Für \(\lambda_1 = 3\):

  • Produktionsrate: \(X = \min\{3, 3, 3, 4, 3\} = 3\) Stück/h
  • Ankunftsraten: \(\lambda_1 = 3\), \(\lambda_2 = \min\{3, 3\} = 3\), \(\lambda_3 = \min\{3, 3\} = 3\), \(\lambda_4 = \min\{3, 4\} = 3\)
  1. Kenngrößen für beide Szenarien:

Szenario 1: \(\lambda_1 = 2\)

Auslastungen:

  • \(\rho_1 = \frac{2}{3} = 0,667\)
  • \(\rho_2 = \frac{2}{3} = 0,667\)
  • \(\rho_3 = \frac{2}{4} = 0,500\)
  • \(\rho_4 = \frac{2}{3} = 0,667\)
  • Durchschnitt: \(\bar{\rho} = 0,625\)

Mittlerer Bestand:

  • \(L_1 = \frac{0,667}{1-0,667} = 2,00\) Stück
  • \(L_2 = \frac{0,667}{1-0,667} = 2,00\) Stück
  • \(L_3 = \frac{0,500}{1-0,500} = 1,00\) Stück
  • \(L_4 = \frac{0,667}{1-0,667} = 2,00\) Stück
  • Gesamt: \(L = 7,00\) Stück

Mittlere Durchlaufzeit (Little’s Gesetz: \(W = L/\lambda\)):

  • \(W_1 = \frac{2,00}{2} = 1,00\) h
  • \(W_2 = \frac{2,00}{2} = 1,00\) h
  • \(W_3 = \frac{1,00}{2} = 0,50\) h
  • \(W_4 = \frac{2,00}{2} = 1,00\) h
  • Gesamt: \(W = 3,50\) h

Szenario 2: \(\lambda_1 = 3\)

Auslastungen:

  • \(\rho_1 = \rho_2 = \rho_4 = \frac{3}{3} = 1,000\) → Grenzfall!
  • \(\rho_3 = \frac{3}{4} = 0,750\)

Das System arbeitet am Limit.
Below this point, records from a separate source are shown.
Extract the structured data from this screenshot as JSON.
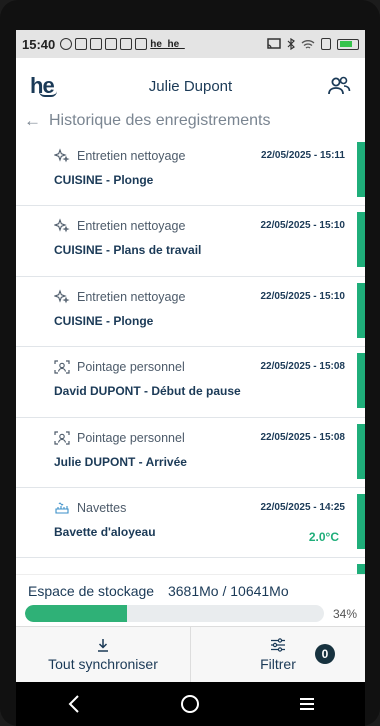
{
  "status_bar": {
    "time": "15:40",
    "brand_text": "he_he_"
  },
  "header": {
    "logo": "he",
    "user_name": "Julie Dupont"
  },
  "page": {
    "title": "Historique des enregistrements"
  },
  "records": [
    {
      "category": "Entretien nettoyage",
      "category_icon": "sparkle-icon",
      "datetime": "22/05/2025 - 15:11",
      "label": "CUISINE - Plonge"
    },
    {
      "category": "Entretien nettoyage",
      "category_icon": "sparkle-icon",
      "datetime": "22/05/2025 - 15:10",
      "label": "CUISINE - Plans de travail"
    },
    {
      "category": "Entretien nettoyage",
      "category_icon": "sparkle-icon",
      "datetime": "22/05/2025 - 15:10",
      "label": "CUISINE - Plonge"
    },
    {
      "category": "Pointage personnel",
      "category_icon": "person-scan-icon",
      "datetime": "22/05/2025 - 15:08",
      "label": "David DUPONT - Début de pause"
    },
    {
      "category": "Pointage personnel",
      "category_icon": "person-scan-icon",
      "datetime": "22/05/2025 - 15:08",
      "label": "Julie DUPONT - Arrivée"
    },
    {
      "category": "Navettes",
      "category_icon": "shuttle-icon",
      "datetime": "22/05/2025 - 14:25",
      "label": "Bavette d'aloyeau",
      "temperature": "2.0°C"
    }
  ],
  "storage": {
    "label": "Espace de stockage",
    "value": "3681Mo / 10641Mo",
    "percent_text": "34%",
    "percent": 0.34
  },
  "actions": {
    "sync_label": "Tout synchroniser",
    "filter_label": "Filtrer",
    "filter_count": "0"
  },
  "colors": {
    "accent": "#1fae7a",
    "primary": "#1b3a57"
  }
}
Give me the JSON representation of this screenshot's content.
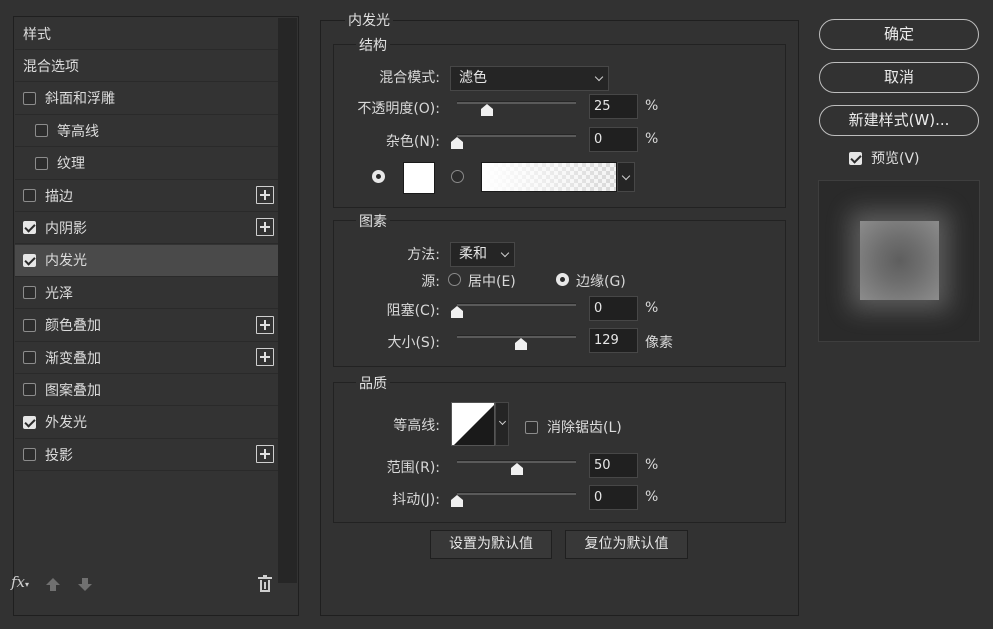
{
  "left_panel": {
    "items": [
      {
        "label": "样式",
        "has_checkbox": false,
        "checked": false,
        "has_plus": false,
        "selected": false,
        "indent": false
      },
      {
        "label": "混合选项",
        "has_checkbox": false,
        "checked": false,
        "has_plus": false,
        "selected": false,
        "indent": false
      },
      {
        "label": "斜面和浮雕",
        "has_checkbox": true,
        "checked": false,
        "has_plus": false,
        "selected": false,
        "indent": false
      },
      {
        "label": "等高线",
        "has_checkbox": true,
        "checked": false,
        "has_plus": false,
        "selected": false,
        "indent": true
      },
      {
        "label": "纹理",
        "has_checkbox": true,
        "checked": false,
        "has_plus": false,
        "selected": false,
        "indent": true
      },
      {
        "label": "描边",
        "has_checkbox": true,
        "checked": false,
        "has_plus": true,
        "selected": false,
        "indent": false
      },
      {
        "label": "内阴影",
        "has_checkbox": true,
        "checked": true,
        "has_plus": true,
        "selected": false,
        "indent": false
      },
      {
        "label": "内发光",
        "has_checkbox": true,
        "checked": true,
        "has_plus": false,
        "selected": true,
        "indent": false
      },
      {
        "label": "光泽",
        "has_checkbox": true,
        "checked": false,
        "has_plus": false,
        "selected": false,
        "indent": false
      },
      {
        "label": "颜色叠加",
        "has_checkbox": true,
        "checked": false,
        "has_plus": true,
        "selected": false,
        "indent": false
      },
      {
        "label": "渐变叠加",
        "has_checkbox": true,
        "checked": false,
        "has_plus": true,
        "selected": false,
        "indent": false
      },
      {
        "label": "图案叠加",
        "has_checkbox": true,
        "checked": false,
        "has_plus": false,
        "selected": false,
        "indent": false
      },
      {
        "label": "外发光",
        "has_checkbox": true,
        "checked": true,
        "has_plus": false,
        "selected": false,
        "indent": false
      },
      {
        "label": "投影",
        "has_checkbox": true,
        "checked": false,
        "has_plus": true,
        "selected": false,
        "indent": false
      }
    ],
    "footer": {
      "fx": "fx"
    }
  },
  "main": {
    "title": "内发光",
    "structure": {
      "title": "结构",
      "blend_mode_label": "混合模式:",
      "blend_mode_value": "滤色",
      "opacity_label": "不透明度(O):",
      "opacity_value": "25",
      "opacity_unit": "%",
      "opacity_fraction": 0.25,
      "noise_label": "杂色(N):",
      "noise_value": "0",
      "noise_unit": "%",
      "noise_fraction": 0.0,
      "color_mode": "solid",
      "color": "#ffffff"
    },
    "elements": {
      "title": "图素",
      "method_label": "方法:",
      "method_value": "柔和",
      "source_label": "源:",
      "source_center": "居中(E)",
      "source_edge": "边缘(G)",
      "source_selected": "edge",
      "choke_label": "阻塞(C):",
      "choke_value": "0",
      "choke_unit": "%",
      "choke_fraction": 0.0,
      "size_label": "大小(S):",
      "size_value": "129",
      "size_unit": "像素",
      "size_fraction": 0.54
    },
    "quality": {
      "title": "品质",
      "contour_label": "等高线:",
      "antialias_label": "消除锯齿(L)",
      "antialias_checked": false,
      "range_label": "范围(R):",
      "range_value": "50",
      "range_unit": "%",
      "range_fraction": 0.5,
      "jitter_label": "抖动(J):",
      "jitter_value": "0",
      "jitter_unit": "%",
      "jitter_fraction": 0.0
    },
    "make_default": "设置为默认值",
    "reset_default": "复位为默认值"
  },
  "right": {
    "ok": "确定",
    "cancel": "取消",
    "new_style": "新建样式(W)...",
    "preview_label": "预览(V)",
    "preview_checked": true
  }
}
Die Stationen 1, 2 und 4 haben 100% Auslastung, was theoretisch noch stabil ist, aber praktisch extrem problematisch:

  • Keine Puffer für Schwankungen vorhanden
  • Warteschlangen werden sehr lang (theoretisch unendlich)
  • Jede kleine Störung führt zu Problemen
  • In der Praxis nicht realisierbar → Ankunftsrate reduzieren oder Kapazitäten erhöhen!
  1. Wahrscheinlichkeiten für Station 1 bei \(\lambda_1 = 2\):

Mit \(\rho_1 = 0,667\) gilt: \(P[N=n] = (1-\rho) \cdot \rho^n = 0,333 \cdot 0,667^n\)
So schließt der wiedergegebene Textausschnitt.